Time keeps rolling by, and so do outstanding horror films that are getting lost in the crowd of movies being released in theaters, on Blu-ray, and streaming every week. Horror film archaeologists, welcome to Volume Four of Bloody Disgusting’s continuing column digging through the recent past of film releases and featuring worthwhile horror movies that you may have missed the first time around.

Share them with your friends, follow the filmmakers, and be sure to visit our previous installments if you haven’t read them already.

Amusement (2008)

Amusement seems on its face to be a standard slasher-style stalker film. However, it cleverly uses the conceit of a group of friends with a shared secret from their past to create a pseudo-anthology film in which each of the friends deals with a stalker-killer in a slightly different horror subgenre style.

Written by Jake Wade Wall, who also wrote the remakes of When a Stranger Calls and The Hitcher, the film is smarter than its packaging suggests. With a cast boasting Vikings’ Katheryn Winnick, Veep’s Reid Scott, and Gotham’s Jessica Lucas, Amusement is a fun horror movie that is self-aware but not self-indulgent.

Berberian Sound Studio (2012)

From Peter Strickland, director of the taut sexual thriller The Duke of Burgundy, comes the chilling and uncomfortable Berberian Sound Studio. Gilderoy is a British sound engineer hired to work on an Italian horror film. As he dives deeper into his job and the film, he begins to start losing track of fantasy and reality.

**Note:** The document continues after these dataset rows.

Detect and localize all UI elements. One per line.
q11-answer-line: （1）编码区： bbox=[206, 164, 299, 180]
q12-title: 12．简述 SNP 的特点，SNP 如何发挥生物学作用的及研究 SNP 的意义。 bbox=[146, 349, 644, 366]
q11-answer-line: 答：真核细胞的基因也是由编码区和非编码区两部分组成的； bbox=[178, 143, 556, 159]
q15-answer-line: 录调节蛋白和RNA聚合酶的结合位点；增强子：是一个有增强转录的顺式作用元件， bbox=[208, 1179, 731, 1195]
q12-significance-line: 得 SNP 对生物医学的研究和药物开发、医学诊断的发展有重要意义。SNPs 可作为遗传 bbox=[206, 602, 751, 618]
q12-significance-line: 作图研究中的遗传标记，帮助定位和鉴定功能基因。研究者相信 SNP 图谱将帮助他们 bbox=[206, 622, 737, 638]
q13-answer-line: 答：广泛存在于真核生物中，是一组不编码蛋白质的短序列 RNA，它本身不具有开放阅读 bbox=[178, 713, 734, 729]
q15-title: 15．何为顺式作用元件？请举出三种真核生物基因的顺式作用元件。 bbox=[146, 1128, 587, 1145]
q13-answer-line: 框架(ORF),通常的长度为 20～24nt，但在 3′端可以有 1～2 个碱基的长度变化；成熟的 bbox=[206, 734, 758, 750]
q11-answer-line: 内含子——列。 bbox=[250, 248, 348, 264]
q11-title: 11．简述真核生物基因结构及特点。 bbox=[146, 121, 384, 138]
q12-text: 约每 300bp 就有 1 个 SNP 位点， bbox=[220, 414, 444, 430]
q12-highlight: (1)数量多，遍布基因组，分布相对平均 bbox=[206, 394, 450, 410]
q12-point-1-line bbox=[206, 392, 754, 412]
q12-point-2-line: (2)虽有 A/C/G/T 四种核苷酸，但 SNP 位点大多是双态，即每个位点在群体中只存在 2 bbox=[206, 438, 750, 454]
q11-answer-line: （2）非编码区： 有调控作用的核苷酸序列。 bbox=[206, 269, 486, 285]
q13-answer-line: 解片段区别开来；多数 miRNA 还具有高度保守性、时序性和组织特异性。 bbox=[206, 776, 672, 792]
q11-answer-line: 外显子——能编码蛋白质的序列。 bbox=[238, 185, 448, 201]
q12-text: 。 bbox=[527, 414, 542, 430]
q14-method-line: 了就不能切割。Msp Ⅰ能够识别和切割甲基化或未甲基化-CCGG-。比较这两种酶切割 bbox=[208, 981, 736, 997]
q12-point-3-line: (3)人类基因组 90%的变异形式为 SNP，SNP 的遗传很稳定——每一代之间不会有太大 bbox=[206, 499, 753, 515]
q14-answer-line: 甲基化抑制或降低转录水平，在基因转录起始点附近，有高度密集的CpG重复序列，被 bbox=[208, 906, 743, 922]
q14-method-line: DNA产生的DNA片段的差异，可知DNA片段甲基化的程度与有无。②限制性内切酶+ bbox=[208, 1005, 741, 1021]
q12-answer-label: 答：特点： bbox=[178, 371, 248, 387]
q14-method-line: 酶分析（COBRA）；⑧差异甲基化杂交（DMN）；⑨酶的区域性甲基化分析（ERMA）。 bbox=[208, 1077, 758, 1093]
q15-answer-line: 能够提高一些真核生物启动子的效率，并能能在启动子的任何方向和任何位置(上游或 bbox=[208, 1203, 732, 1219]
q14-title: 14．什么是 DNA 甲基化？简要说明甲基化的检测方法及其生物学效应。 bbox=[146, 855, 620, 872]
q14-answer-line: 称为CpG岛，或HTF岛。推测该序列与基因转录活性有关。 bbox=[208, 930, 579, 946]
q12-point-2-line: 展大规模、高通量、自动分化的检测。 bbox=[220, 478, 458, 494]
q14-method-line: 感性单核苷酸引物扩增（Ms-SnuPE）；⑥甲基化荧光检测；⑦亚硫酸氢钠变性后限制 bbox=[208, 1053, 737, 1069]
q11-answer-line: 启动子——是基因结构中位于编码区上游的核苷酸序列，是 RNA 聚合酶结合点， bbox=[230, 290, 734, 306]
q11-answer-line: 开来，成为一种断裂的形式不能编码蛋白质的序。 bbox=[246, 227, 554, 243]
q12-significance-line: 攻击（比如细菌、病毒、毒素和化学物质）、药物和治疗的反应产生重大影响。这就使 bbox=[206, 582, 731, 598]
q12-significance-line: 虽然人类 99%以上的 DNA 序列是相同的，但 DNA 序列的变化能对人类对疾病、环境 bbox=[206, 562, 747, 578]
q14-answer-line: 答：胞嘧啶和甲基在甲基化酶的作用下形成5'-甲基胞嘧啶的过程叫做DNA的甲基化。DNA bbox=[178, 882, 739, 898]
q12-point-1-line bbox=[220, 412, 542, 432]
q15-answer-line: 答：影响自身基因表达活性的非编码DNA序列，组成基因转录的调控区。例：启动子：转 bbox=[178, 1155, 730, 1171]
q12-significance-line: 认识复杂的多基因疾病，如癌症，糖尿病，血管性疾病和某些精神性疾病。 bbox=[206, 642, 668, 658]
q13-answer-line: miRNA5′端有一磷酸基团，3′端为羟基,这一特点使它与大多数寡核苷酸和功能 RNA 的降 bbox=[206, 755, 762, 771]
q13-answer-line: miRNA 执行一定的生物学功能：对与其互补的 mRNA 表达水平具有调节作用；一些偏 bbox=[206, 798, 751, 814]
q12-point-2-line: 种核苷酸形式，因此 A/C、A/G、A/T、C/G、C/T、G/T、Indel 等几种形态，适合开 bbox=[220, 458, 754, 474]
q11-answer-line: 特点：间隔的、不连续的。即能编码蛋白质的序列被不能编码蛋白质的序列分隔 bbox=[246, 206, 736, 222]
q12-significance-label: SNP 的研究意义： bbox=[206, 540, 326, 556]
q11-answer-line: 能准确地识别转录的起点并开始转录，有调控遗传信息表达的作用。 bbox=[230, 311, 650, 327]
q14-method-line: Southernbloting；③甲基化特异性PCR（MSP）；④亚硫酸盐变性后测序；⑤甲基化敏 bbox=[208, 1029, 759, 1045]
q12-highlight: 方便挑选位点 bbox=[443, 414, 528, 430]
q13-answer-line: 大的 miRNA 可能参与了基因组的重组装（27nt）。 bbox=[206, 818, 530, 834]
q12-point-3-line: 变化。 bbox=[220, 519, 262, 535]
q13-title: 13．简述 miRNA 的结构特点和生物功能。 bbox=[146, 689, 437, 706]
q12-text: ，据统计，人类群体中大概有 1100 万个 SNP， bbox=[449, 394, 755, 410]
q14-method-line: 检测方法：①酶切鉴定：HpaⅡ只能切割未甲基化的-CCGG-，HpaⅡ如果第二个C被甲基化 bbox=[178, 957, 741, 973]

Starring Toby Jones, the fantastic character actor normally confined to small roles in films like Captain America and The Hunger Games, the film has a stunning soundscape that insinuates everything you don’t see in an effective and unnerving way. A clear love letter to Italian horror and Argento’s Suspiria in particular, the demented director in the film is played by Cosimo Fusco, who previously acted in Argento’s 2004 film The Card Player.

The Dirties (2013)

The found footage horror answer to films like We Need to Talk About Kevin and Elephant, writer/director/star Matt Johnson created an impressive achievement with The Dirties. The film begins as a documentation of a high school film project from two friends who are unpopular and bullied. The film takes a slow turn when one of the friends, Matt, decides that their film should be about getting back at the bullies, and it should be for real.

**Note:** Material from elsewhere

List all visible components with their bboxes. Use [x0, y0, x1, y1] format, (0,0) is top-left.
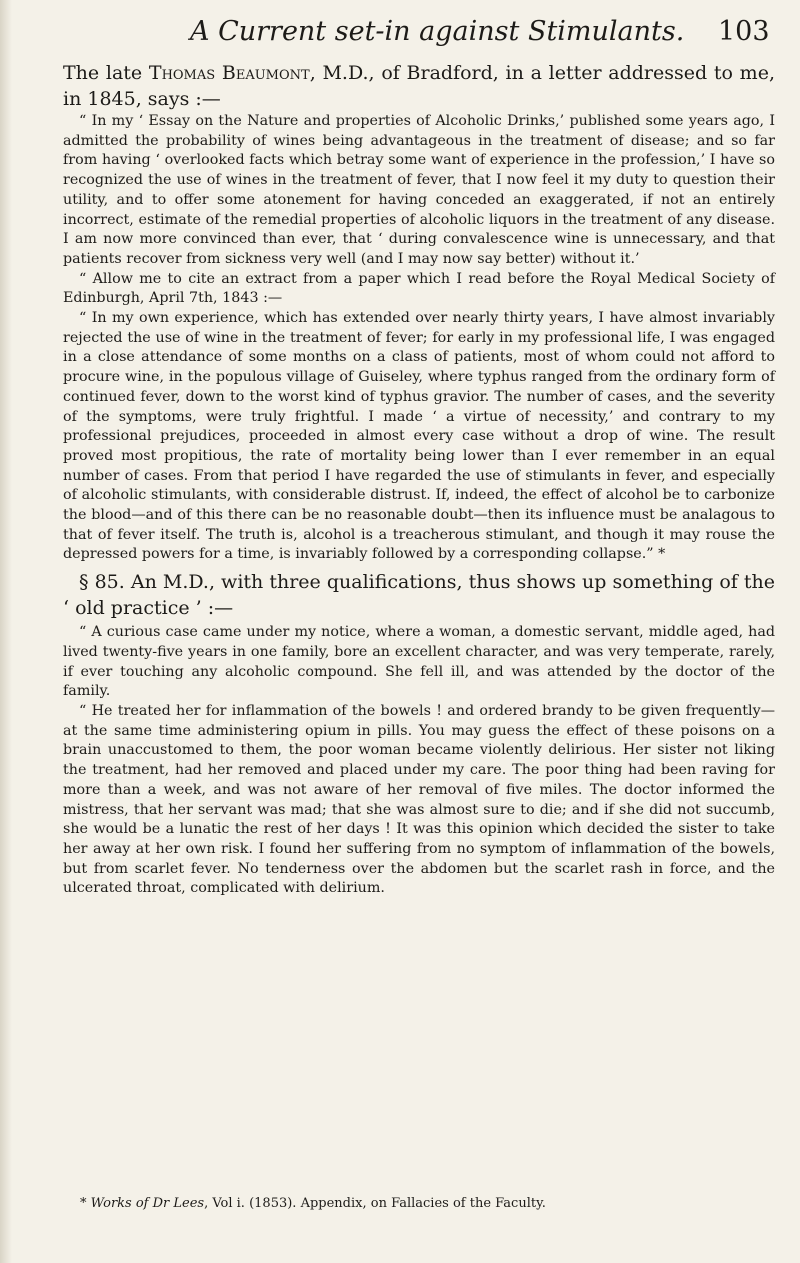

Johnson’s performance is a revelation, playing Matt as sympathetic and isolated, but also with clear indications that he isn’t fully stable. Johnson recently wrote and directed the film-oriented conspiracy thriller Operation Avalanche and the TV series Nirvanna the Band the Show. Intimate, humorous, tragic, and disturbing, The Dirties is worth finding.

Entrance (2012)

Entrance is a horror film about isolation in the midst of friends, about the danger that hides itself in plain sight in society. Co-directed by male directors Dallas Richard Hallam and Patrick Horvath but written by Karen Gorham and Michelle Margolis, the film understands and sympathizes with the numerous indignities and fears that women quietly deal with on a daily basis.

The film about young Suzy navigating life in Los Angeles is a slow burn, building tiny clues into its naturalistic opening hour, only to blow up expectations in the spectacular single-take final act that codifies all of the nightmare possibilities into a terrifying reality. The film is not for everyone, but those who get its tone and style will be fully invested.

Good Neighbours (2010)

Clever and nasty with twists to spare, Good Neighbours is a Canadian horror-thriller that has Hitchcockian suspense with added violence and sexuality that Hitchcock didn’t live long enough to be able to utilize in his work. In the film’s plot, a serial killer terrorizes a Canadian neighborhood, and two neighbors begin to wonder about the new guy who just moved in.

The cast is fantastic, in particular the central trio of Jay Baruchel, Emily Hampshire, and Scott Speedman. Actor Jacob Tierney gets behind the camera for this film and gets the most of his excellent cast and the source material, Chrystine Brouillet’s novel Chère voisine. The film is worth tracking down and watching with a group of like-minded friends and movie watchers.